A decade and a half later, the potter-turned-self-taught-glassmaker is still asking questions. Only now Vourvoulis oversees Glass Tech, a design firm that creates architectural glasswork for a roster of clients from Tokyo to New York. In his Culver City workshop, glass is shaped, sand-etched, carved, fused, melted, bonded and “slumped"--a process of laying molten glass over a mold to create a three-dimensional design up to 12 feet long. “I’m fascinated by the plasticity of the material,” Vourvoulis says. “You can take a blank sheet or a melted lump and out of it conjure magic.”
Glass Tech’s commissions include a 104-foot glass dragon snaking across the ceiling of Shun Lee Palace, a Chinese restaurant in New York City, and a $40,000 glass-walled bathroom for a private house in Utah. Most of all, Vourvoulis likes to work with top architects such as Frank Gehry and Steven Ehrlich. “I enjoy the challenges they hand me,” the 46-year-old glassmaker says. One, for a house Ehrlich recently completed for musician Perry Farrell in Mar Vista, was a 4-by-12-foot aquatic-themed sculpture Vourvoulis designed out of frameless, fused safety-laminated glass. Resembling a cloud floating just outside a front window, it has the effect of stained glass when viewed from indoors. “Here in Los Angeles, earthquakes and other natural disasters are an issue, so we had to take that into consideration on a project of this size and purpose.
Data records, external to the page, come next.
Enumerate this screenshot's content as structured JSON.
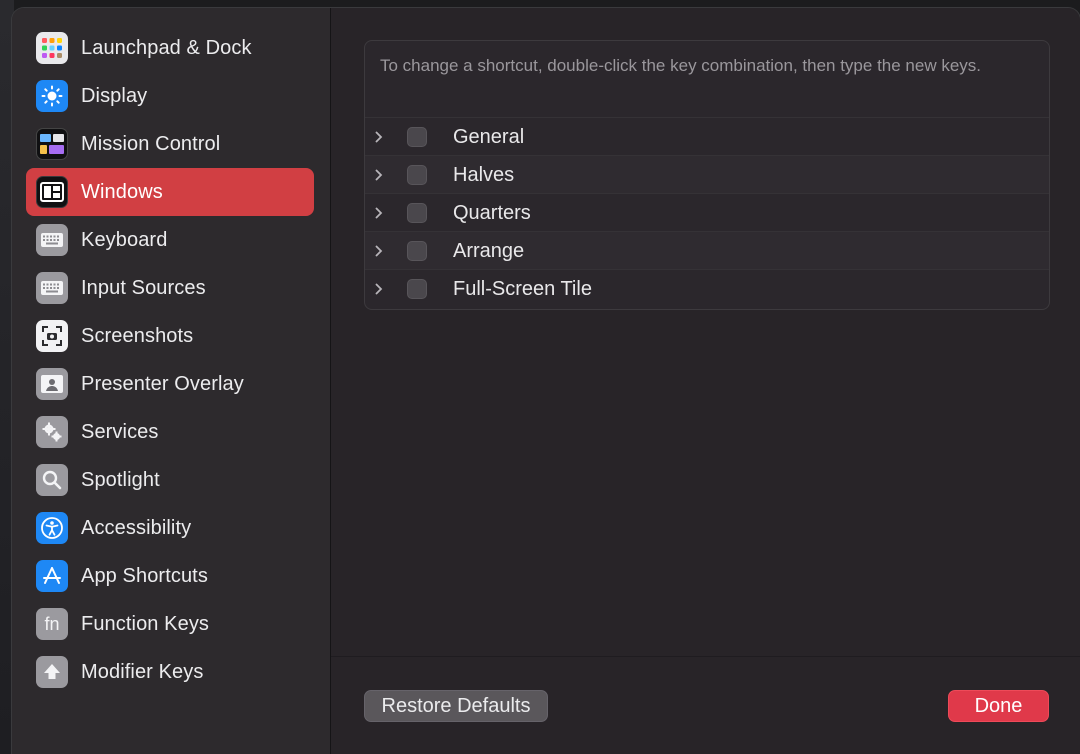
{
  "sidebar": {
    "items": [
      {
        "label": "Launchpad & Dock",
        "icon": "launchpad-icon"
      },
      {
        "label": "Display",
        "icon": "display-brightness-icon"
      },
      {
        "label": "Mission Control",
        "icon": "mission-control-icon"
      },
      {
        "label": "Windows",
        "icon": "windows-icon",
        "selected": true
      },
      {
        "label": "Keyboard",
        "icon": "keyboard-icon"
      },
      {
        "label": "Input Sources",
        "icon": "input-sources-icon"
      },
      {
        "label": "Screenshots",
        "icon": "screenshot-icon"
      },
      {
        "label": "Presenter Overlay",
        "icon": "presenter-overlay-icon"
      },
      {
        "label": "Services",
        "icon": "services-gears-icon"
      },
      {
        "label": "Spotlight",
        "icon": "spotlight-search-icon"
      },
      {
        "label": "Accessibility",
        "icon": "accessibility-icon"
      },
      {
        "label": "App Shortcuts",
        "icon": "app-store-icon"
      },
      {
        "label": "Function Keys",
        "icon": "fn-key-icon",
        "icon_text": "fn"
      },
      {
        "label": "Modifier Keys",
        "icon": "modifier-arrow-up-icon"
      }
    ]
  },
  "main": {
    "hint": "To change a shortcut, double-click the key combination, then type the new keys.",
    "groups": [
      {
        "label": "General",
        "checked": false
      },
      {
        "label": "Halves",
        "checked": false
      },
      {
        "label": "Quarters",
        "checked": false
      },
      {
        "label": "Arrange",
        "checked": false
      },
      {
        "label": "Full-Screen Tile",
        "checked": false
      }
    ]
  },
  "footer": {
    "restore_label": "Restore Defaults",
    "done_label": "Done"
  },
  "colors": {
    "selected": "#d13f43",
    "done": "#e0394a"
  }
}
We did quite a few samples of layouts to get it right.”
Producing each custom piece is an elaborate and often difficult process. But Vourvoulis, who is assisted by his wife, Ursula--an artist who helps design and draw every project--and a staff of 10, sees no limit to the possibilities inherent in the material. Once he and the client have agreed upon the design, Ursula Vourvoulis draws it full scale in her studio behind the front office. If the glass is to be etched or carved, the pattern is then traced onto the glass sheets and readied for sandblasting in the workshop. If the glass is molded, it is set on wide ceramic beds that are then rolled into one of the huge electric furnaces that fill the shed at the back of the property. More modest pieces, such as art glass bowls, light fixtures, architectural moldings, signs and decorative objects, are fired in smaller ovens. In all cases, the cooling of the glass after firing is critical; that’s when cracking can occur, ruining the whole enterprise.
But Vourvoulis is seldom daunted. One project for which he has already built a prototype is a conceptual landscape created by designer Maggie Jencks of West Los Angeles for a Gehry house in Cleveland: a 4,000-foot-long red and blue glass “artery” that will be set in the ground and wind its way through the garden. The artery will be lighted at night to simulate bloodpulsing to and from the heart of the house. “I’m excited by such imagination,” Vourvoulis declares. “It gets my own blood going.”